Konflik terjadi pertama kali di di Indonesia pada abad 19 di Minang Kabau. Kemunculan kelompok ini menimbulkan perang terbuka dengan kalangan muslim lain, yang mayoritas beraliran Sunni (Syafii) dan Syiah yang dikenal dengan perang Paderi. Konflik ini menjadi amunisi bagi pemerintah kolonial Belanda untuk menguatkan cengkramannya. Paham ini dalam versinya yang lebih moderat dianut oleh ormas keagamaan seperti Persatuan Islam (Persis) yang mempunyai basis di Bangil dan Bandung. Metode dakwahnya yang kasar dengan membidahkan tahlil dan tradisi-tradisi lainnya, melaui majalah Al-Muslimun, cukup mengundang kecaman dan penentangan dari para kyai NU, terutama pada masa hidup Hasan Bandung dan putranya, Abdulkadir.
Pada awal 90 an gerakan Salafi memisahkan diri dari gerakan Tarbiyah dan mendirikan gerakan tersendiri yang lebih radikal. Tidak seperti kelompok Tarbiyah yang berbasis di daerah Jawa Barat, kelompok ini mengambil basis di beberapa kota besar di Jawa Tengah, seperti Jogjakarta dan Solo. Kini kelompok salafi radikal dikenal dengan ‘mazhab Saudi’, sedangkan yang lebih moderat diseknal dengan ‘mazhab Kuwait’. Dua negara kaya minyak ini, secara institusional mapun individual, memang dikenal sebagai donaturnya.
Kelompok Salafi juga aktif menyebarkan pandangan-pandangannya melalui buku, buletin dan majalah murah meriah, bahkan sebagian dibagikan secara gratis. Majalah-majalah hot jenis kedua juga menjadi corong misionarinya. Kelompok ini juga menggunakan media rekaman kaset ceramah/pidato tokoh-tokohnya yang disebarkan secara internal dari tangan ke tangan (dalam lingkungan gerakan) sebagai metode dakwah dengan materi dakwah yang sangat-sangat radikal, seperti menyebarkan kebencian terhadap para penganut agama selain Islam, bahkan selain Wahabi.

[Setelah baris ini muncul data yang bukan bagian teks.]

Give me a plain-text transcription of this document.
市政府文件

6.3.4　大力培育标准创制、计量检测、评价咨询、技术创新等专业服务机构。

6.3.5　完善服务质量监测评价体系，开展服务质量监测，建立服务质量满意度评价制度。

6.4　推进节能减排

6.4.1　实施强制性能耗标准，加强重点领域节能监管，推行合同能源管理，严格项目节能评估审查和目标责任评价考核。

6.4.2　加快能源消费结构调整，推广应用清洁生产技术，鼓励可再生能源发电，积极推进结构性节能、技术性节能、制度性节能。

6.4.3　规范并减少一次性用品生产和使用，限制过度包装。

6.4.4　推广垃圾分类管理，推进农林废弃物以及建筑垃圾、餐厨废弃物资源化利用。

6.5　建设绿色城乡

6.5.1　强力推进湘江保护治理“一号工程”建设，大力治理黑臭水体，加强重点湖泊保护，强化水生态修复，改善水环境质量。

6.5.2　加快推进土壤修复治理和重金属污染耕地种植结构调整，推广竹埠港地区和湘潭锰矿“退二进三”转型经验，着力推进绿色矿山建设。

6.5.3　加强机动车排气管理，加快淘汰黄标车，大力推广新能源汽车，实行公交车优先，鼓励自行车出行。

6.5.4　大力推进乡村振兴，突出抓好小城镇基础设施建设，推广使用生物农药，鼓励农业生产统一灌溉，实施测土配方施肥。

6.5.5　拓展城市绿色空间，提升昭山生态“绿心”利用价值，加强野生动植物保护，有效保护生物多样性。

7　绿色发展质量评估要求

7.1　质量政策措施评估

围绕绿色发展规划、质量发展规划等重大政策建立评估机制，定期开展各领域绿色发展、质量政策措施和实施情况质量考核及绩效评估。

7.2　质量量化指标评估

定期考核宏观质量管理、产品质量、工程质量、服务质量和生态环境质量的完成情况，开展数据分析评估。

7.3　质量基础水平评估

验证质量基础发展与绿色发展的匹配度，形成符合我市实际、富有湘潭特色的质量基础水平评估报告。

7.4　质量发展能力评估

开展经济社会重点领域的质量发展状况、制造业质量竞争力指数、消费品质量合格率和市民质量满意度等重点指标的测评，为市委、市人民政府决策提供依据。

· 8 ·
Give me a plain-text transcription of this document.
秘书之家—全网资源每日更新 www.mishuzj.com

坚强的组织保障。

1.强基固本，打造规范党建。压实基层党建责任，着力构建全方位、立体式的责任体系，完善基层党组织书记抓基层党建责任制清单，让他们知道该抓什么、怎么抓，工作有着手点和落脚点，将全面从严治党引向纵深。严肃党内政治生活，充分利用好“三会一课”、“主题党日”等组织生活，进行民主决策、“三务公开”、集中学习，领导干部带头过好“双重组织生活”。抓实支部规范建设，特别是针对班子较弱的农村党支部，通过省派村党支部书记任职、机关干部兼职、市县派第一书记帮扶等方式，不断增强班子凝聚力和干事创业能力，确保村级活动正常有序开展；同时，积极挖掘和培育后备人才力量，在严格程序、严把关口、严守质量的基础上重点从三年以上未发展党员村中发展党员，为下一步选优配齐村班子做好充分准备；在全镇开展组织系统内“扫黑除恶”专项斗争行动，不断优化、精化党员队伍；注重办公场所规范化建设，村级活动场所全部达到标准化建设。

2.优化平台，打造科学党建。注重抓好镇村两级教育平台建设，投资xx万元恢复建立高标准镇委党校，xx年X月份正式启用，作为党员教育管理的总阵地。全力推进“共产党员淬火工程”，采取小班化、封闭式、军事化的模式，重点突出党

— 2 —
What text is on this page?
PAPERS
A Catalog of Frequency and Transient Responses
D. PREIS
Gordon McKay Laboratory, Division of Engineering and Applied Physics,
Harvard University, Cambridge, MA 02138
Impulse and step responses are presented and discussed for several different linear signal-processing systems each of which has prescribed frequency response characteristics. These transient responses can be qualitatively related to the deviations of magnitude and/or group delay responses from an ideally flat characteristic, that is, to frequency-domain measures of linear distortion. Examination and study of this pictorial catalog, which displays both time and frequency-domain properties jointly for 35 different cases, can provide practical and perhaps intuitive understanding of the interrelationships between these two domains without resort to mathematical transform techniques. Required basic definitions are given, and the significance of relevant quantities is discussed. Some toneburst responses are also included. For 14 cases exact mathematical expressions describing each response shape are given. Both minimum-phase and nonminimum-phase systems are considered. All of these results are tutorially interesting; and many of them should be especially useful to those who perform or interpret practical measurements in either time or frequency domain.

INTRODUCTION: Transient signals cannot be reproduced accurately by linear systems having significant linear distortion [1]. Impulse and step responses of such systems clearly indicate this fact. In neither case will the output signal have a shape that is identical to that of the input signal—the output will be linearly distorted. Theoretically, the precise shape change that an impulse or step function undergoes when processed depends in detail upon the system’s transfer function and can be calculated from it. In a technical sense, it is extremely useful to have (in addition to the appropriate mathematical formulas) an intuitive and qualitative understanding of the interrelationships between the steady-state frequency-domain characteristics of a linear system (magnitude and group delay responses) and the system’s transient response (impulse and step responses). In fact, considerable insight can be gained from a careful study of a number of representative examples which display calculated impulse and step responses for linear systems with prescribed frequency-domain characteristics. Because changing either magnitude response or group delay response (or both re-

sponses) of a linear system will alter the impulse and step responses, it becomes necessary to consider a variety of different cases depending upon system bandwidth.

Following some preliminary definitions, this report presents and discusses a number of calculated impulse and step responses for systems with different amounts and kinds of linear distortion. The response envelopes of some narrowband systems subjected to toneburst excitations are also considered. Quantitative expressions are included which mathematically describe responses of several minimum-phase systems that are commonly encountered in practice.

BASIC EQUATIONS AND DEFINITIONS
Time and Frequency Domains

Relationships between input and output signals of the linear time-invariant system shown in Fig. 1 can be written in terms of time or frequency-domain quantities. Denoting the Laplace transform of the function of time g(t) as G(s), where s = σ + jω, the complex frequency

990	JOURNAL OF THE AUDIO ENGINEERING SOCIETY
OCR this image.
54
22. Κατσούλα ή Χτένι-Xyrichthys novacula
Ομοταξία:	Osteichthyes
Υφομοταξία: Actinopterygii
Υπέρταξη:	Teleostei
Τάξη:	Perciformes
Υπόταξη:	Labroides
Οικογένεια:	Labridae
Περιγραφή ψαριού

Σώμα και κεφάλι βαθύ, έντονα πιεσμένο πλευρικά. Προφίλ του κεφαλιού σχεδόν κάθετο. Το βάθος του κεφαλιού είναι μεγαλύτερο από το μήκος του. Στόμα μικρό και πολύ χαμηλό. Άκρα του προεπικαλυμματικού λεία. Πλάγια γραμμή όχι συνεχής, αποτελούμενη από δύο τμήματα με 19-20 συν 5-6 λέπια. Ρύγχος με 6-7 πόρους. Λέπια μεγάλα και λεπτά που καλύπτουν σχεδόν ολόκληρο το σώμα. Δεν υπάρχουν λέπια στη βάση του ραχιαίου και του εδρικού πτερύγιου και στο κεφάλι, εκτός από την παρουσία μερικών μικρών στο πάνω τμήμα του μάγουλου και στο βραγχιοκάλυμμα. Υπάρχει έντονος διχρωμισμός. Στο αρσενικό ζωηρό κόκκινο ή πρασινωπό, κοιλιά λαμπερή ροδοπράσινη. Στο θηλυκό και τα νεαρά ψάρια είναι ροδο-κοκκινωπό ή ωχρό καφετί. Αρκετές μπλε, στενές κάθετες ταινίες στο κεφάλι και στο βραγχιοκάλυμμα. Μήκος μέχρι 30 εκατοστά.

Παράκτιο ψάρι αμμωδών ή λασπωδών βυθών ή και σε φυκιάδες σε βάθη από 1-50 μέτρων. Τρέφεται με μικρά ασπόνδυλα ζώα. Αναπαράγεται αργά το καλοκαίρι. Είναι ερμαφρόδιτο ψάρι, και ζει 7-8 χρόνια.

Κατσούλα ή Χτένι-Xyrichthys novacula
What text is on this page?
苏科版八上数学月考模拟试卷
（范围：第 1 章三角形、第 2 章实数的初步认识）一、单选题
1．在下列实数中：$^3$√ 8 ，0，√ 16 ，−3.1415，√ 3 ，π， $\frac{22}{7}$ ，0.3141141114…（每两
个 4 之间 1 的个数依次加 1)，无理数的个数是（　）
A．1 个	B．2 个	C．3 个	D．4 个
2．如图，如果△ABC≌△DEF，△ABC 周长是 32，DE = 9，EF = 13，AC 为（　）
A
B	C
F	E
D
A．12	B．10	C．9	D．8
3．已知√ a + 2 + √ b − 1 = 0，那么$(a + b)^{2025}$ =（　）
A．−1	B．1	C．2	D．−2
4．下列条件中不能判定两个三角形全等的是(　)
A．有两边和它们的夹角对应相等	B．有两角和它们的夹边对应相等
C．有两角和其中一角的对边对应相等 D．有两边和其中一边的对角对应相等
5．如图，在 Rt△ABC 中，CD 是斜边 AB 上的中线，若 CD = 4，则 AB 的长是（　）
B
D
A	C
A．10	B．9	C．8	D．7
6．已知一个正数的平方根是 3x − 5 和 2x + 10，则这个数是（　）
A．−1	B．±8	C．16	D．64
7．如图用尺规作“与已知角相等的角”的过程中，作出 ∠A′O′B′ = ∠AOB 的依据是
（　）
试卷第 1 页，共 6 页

Namun Wahabisme tidak selalu bernasib baik. Dalam perkembangannya radikalisme yang berkembang di lingkungan kelompok ini akhirnya memancing keretakan dan konflik horizontal diantara mereka sendiri. Fenomena radikalisme Juhaiman yang menguasai Masjidil Haram beberapa tahun silam, Ben Laden dengan Al-Qaedah serta Talibanisme melahirkan perpecahan dalam simpul-simpul Wahabisme. Di Arab Saudi, tempat kelahirannya, wahabisme radikal mulai mendapatkan tekanan dari aparat Kerajaan. Islam Sunni yang semula dianaktirikan, mulai mendapatkan kelonggaran. Muslim Syiah, yang menjadi mayoritas di wilayah Timur, mulai diperlakukan dengan baik.
Karena itu tidaklah mengherankan bila Saudi Arabia dan negara-negara mayoritas Sunni lainnya kini memandang Iran sebagai sebagai mitra dalam membangun blok Islam yang disegani oleh Barat. Pintu rekonsiliasi Syiah dan Sunni pun makin terbuka. Indikatornya sangat banyak, antara lain sambutan hangat Raja Abdullah atas kedatangan Ahamdinejad ke Riyadh, dan pertemuan negara-negara Islam di baghdad beberapa hari ke depan dalam misi menyelesaikan konflik di Irak dan Libanon.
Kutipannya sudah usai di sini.